Knockhill Racing Circuit is a motor racing circuit in Fife, Scotland. It opened in September 1974 and is Scotland’s national motorsport centre. The circuit is located in the countryside about 6 miles (10 km) north of Dunfermline.
The circuit opened in September 1974. It was created by joining service roads to a nearby disused mineral railway, closed in 1951, which served Lethans Colliery. The first car race was held on 18 May 1975.
Between 1974 and 1983 the circuit had several different owners which helped to steadily develop the circuit’s facilities and attractions. Derek Butcher became the owner in 1984 and since then Knockhill has been developed to a point where it is able to host rounds of most of the major British car and motorbike championships. The circuit hosted a round of the British Touring Car Championships for twelve years until the deal ended in 2002 with the promoters seeking infrastructure upgrades.Knockhill made improvements and the touring car series returned to Knockhill in 2004 with ITV televising the event live. The British Formula Three Championship and British GT Championship returned to Knockhill in May 2005.

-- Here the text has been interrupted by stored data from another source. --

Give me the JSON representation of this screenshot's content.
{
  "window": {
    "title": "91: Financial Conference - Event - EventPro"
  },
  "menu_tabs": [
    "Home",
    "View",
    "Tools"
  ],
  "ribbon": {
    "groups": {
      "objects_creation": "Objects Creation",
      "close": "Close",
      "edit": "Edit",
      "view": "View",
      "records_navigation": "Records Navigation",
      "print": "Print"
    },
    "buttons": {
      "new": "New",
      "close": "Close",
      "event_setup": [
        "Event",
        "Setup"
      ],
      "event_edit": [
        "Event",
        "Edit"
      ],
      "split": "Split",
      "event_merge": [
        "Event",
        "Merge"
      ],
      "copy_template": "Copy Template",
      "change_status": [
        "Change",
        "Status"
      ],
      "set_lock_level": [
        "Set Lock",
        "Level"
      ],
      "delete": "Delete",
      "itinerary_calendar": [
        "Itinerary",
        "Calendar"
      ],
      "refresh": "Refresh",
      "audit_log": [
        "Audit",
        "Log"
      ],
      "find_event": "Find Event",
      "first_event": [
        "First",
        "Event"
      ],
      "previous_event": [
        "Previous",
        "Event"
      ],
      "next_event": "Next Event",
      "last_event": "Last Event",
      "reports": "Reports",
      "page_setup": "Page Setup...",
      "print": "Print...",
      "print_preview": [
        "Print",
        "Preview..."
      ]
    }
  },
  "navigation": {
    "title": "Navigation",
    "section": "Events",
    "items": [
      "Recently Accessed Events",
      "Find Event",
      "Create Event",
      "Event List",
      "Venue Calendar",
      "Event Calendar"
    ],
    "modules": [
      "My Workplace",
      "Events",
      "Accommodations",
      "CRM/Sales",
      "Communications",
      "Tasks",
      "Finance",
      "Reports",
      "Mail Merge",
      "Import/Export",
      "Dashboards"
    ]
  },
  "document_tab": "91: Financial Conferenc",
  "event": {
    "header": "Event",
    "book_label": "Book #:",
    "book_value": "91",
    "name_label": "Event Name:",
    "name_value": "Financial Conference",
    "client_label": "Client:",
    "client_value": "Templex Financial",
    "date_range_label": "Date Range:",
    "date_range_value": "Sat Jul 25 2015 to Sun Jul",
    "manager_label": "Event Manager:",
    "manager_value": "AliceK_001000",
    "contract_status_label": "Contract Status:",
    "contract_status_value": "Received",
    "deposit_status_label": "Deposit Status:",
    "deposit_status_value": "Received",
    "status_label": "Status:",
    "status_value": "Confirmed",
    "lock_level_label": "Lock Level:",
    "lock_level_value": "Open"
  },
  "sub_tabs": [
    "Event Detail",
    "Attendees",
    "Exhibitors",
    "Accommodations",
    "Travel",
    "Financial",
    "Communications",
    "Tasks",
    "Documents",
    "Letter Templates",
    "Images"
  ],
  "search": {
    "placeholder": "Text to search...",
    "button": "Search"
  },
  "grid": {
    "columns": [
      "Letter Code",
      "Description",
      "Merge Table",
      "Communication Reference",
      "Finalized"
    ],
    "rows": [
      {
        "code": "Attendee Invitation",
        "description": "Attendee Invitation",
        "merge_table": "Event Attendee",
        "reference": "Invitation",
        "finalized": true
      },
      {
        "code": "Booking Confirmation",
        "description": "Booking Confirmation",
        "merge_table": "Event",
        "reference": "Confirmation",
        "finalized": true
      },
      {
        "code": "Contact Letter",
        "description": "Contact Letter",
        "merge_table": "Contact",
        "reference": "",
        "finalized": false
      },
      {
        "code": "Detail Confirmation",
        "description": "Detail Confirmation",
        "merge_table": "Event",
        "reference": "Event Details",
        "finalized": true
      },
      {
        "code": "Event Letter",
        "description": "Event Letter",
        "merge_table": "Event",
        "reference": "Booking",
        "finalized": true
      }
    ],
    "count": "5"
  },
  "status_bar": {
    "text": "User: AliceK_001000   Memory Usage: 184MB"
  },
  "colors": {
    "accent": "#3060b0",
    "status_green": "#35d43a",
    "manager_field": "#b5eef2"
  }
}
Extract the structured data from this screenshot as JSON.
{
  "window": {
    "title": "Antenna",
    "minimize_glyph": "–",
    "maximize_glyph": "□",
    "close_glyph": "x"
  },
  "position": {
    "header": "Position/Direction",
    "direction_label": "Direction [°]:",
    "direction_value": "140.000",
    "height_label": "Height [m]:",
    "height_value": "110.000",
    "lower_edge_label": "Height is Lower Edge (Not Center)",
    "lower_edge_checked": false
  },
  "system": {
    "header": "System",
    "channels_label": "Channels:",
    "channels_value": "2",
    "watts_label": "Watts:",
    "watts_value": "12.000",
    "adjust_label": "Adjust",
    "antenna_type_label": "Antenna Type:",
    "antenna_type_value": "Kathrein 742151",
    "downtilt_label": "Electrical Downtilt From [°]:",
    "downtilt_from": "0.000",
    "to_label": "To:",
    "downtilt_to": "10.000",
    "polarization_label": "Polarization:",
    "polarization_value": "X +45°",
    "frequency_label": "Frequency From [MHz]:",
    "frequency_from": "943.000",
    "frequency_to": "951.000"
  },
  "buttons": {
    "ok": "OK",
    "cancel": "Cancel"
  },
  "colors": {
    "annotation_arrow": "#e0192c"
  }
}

In 2008, Knockhill named a corner Leslie’s Bend in the honour of race car driver David Leslie shortly after his death in a small jet aircraft-accident at Farnborough.
In 2012, the circuit restarted racing and track days in the counter-clockwise direction. It gained a licence for motorbikes and cars to compete in both directions, the first racing circuit to achieve this in the UK in modern times.